Тара дождалась, пока дочь от рыданий перейдет к всхлипываниям, и протянула ей полотенце.
— Тушь потекла? — спросила Миа, посмотрев на Тару. — Я, наверное, ужасно выгляжу.
Тара взяла полотенце из ее рук и вытерла ей щеки.
— Ты красавица.
Раздался стук в дверь. Это был Карлос, и выглядел он нелепо в мешковатых джинсах и футболке на несколько размеров больше, с пирсингом на лице, прикрытом по глаза капюшоном. В руках он держал ящик клюквенного сока.
— Меня Джекс прислал. Я ему в баре помогал сегодня. Им привезли товар, и он отправил это вам. Говорит, вам пригодится. — Он посмотрел на Миа и сжал зубы. — Ты плакала.
— Да, — сказала Миа. — Потому что один глупый парень вывел меня из себя.
Всем своим видом Карлос выражал страдание. Он все еще стоял с ящиком в руках.
— Дорогая, помоги Карлосу разгрузить это в кладовой, — обратилась Тара к дочери.
Миа удивилась.
— Но раньше ты говорила, что я смогу пройти с ним в кладовую только через твой труп.
— У тебя три минуты, — предупредила ее Тара. — И если не явишься оттуда в том же виде, в каком ты сейчас, то без мертвого тела не обойдется. Только это будет не мое мертвое тело.
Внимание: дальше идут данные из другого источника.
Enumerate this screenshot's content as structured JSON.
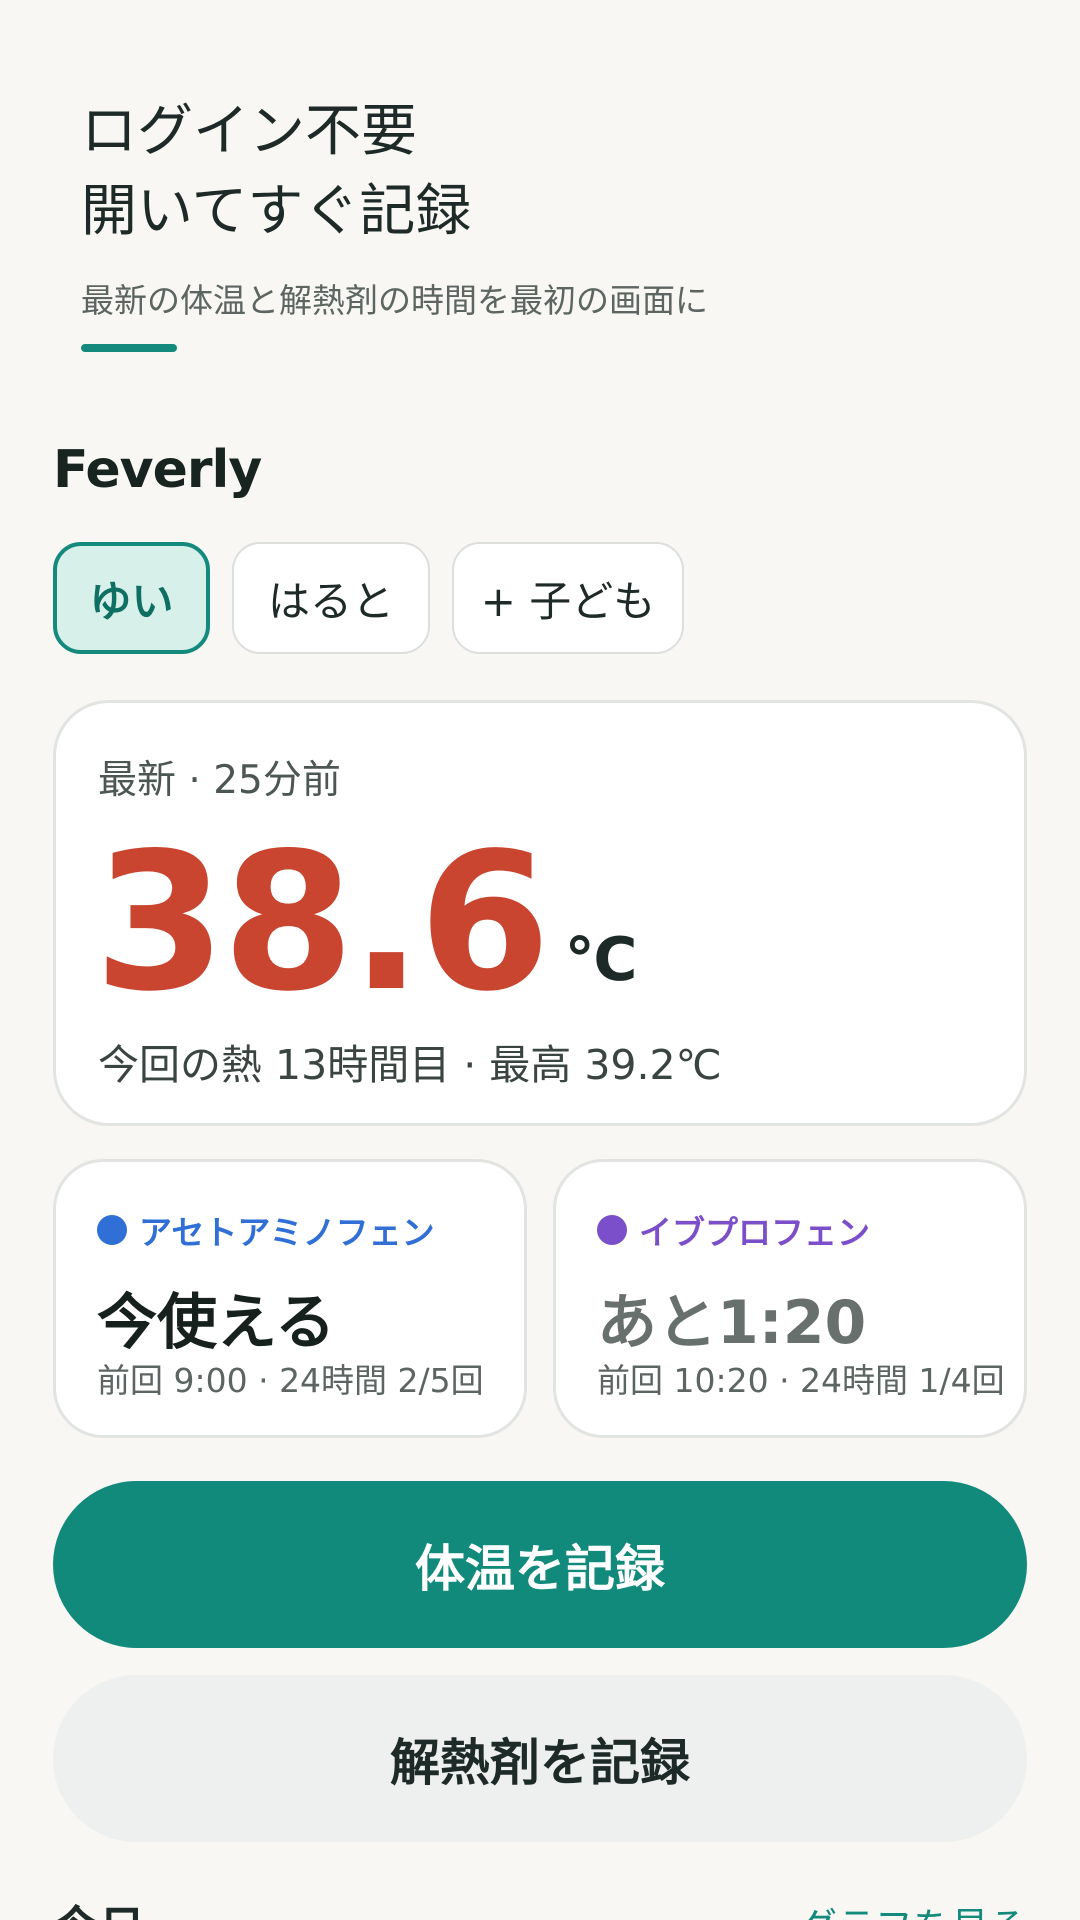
{
  "hero": {
    "title_line1": "ログイン不要",
    "title_line2": "開いてすぐ記録",
    "subtitle": "最新の体温と解熱剤の時間を最初の画面に"
  },
  "app": {
    "name": "Feverly"
  },
  "children": {
    "tabs": [
      {
        "label": "ゆい",
        "selected": true
      },
      {
        "label": "はると",
        "selected": false
      }
    ],
    "add_label": "+ 子ども"
  },
  "temperature": {
    "meta": "最新 · 25分前",
    "value": "38.6",
    "unit": "℃",
    "footer": "今回の熱 13時間目 · 最高 39.2℃"
  },
  "medicines": [
    {
      "name": "アセトアミノフェン",
      "status": "今使える",
      "detail": "前回 9:00 · 24時間 2/5回",
      "color": "#2f6fd6",
      "status_color": "#16211e"
    },
    {
      "name": "イブプロフェン",
      "status": "あと1:20",
      "detail": "前回 10:20 · 24時間 1/4回",
      "color": "#7b4fc9",
      "status_color": "#67706d"
    }
  ],
  "actions": {
    "record_temperature": "体温を記録",
    "record_medicine": "解熱剤を記録"
  },
  "bottom": {
    "section_title": "今日",
    "graph_link": "グラフを見る"
  },
  "colors": {
    "accent": "#118a7b",
    "fever": "#c9452f",
    "background": "#f8f7f3"
  }
}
Либо так, либо никак.
Тара посмотрела на Карлоса.
— Лучше так.
Карлос дождался, пока Миа пройдет вперед, и посмотрел на Тару.
— Всегда и все можно исправить, — сказала она ему. — Было бы желание.
Он кивнул и проследовал за Миа в кладовую.
Тара огляделась и увидела пустую кухню, в которой царил хаос, и впервые не почувствовала раздражения из‑за беспорядка, а, напротив, почувствовала себя…
Дома.
Она вышла на улицу через заднюю дверь и полной грудью вдохнула свежий соленый воздух. Подойдя к клумбе, выдернула сорняк. Затем посмотрела на часы. Их три минуты давно истекли. Она прошла в дом и постучала в дверь кладовой.
Ответа не было. Черт. Дай подросткам палец, они руку по локоть откусят. Надо было предвидеть это — ведь она сама так поступала, когда была подростком.
— Эй! — Она постучала сильнее. — Я не шутила насчет мертвого тела.
— Да все в порядке, мам.
Тара развернулась и увидела Миа и Карлоса рука об руку — они стояли позади нее и улыбались. У Тары перехватило дыхание.
— Ты назвала меня мамой, — прошептала она, прижав руки к груди.